I think it's fairly transparent that a good deal of the baseless hysteria about Obama is simply projection on the part of those who have embraced those motivated by a worldview that quite openly shares so much in common with classic anti-Semitism.

"You know what they say -- those of us who fail history... doomed to repeat it in summer school." -- Buffy The Vampire Slayer, Season 6, Episode 3


Right on, plus: (4.00 / 3)
Let's not forgot the third leg of the stool!  Phil Gramm and the truest kind of globalists that remain privileged in the McCain campaign make for hilarious bedfellows with the likes of Mike Huckabee, John Hagee, Joe Lieberman and John McCain

Very interesting stuff to watch.

John McCain: "I do not support Roe versus Wade. It should be overturned."


[ Parent ]
I've Just Got To Wonder (0.00 / 0)
If Gramm wears Anti-Christ t-shirts under his 3-piece suits.

"Anti-Christ, Superstar," perhaps?

Of course, the Protestant financial types, from small town to overseas investers, have reliably been notorious hotbeds of anti-Semitism.  So, nothing new there, either.

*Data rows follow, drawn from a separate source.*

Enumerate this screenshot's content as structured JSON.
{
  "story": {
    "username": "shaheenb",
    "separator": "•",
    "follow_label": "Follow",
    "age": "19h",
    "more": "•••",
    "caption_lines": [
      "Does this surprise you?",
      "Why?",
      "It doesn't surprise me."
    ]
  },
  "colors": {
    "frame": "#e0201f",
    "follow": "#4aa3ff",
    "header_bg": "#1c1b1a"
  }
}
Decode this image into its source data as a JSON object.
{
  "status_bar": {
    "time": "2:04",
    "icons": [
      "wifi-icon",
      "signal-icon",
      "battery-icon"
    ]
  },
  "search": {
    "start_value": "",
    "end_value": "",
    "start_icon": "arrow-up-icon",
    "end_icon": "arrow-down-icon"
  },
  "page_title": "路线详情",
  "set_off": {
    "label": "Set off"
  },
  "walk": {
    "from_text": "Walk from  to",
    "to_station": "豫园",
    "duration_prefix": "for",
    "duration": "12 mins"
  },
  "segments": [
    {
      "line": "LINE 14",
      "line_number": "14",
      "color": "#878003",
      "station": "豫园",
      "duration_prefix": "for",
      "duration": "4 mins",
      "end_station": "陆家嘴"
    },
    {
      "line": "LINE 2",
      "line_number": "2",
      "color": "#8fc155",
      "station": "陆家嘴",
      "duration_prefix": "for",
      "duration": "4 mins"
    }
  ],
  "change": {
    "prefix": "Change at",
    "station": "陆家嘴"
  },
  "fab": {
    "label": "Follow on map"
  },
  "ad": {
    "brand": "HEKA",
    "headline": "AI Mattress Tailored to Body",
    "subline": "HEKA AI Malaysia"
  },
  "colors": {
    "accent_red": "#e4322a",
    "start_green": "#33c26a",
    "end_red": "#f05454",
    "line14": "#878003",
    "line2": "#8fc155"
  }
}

"You know what they say -- those of us who fail history... doomed to repeat it in summer school." -- Buffy The Vampire Slayer, Season 6, Episode 3


[ Parent ]
AIPAC is a bigger problem in the world than Louis Farrakhan (0.00 / 0)
and it's a problem with the parts of American politics in which people continue to pretend otherwise.

Don't forget (4.00 / 1)
Noah Pollak sliming Samantha Powers in Commentary.

Then there is the amazingly damning photographic evidence of Obama having the gall to actually hold a conversation with Edward Said ten years ago.  I guess Said is dead so he can't be an adviser, but still...  

John McCain: Health insurance for low income children represents an "unfunded liability."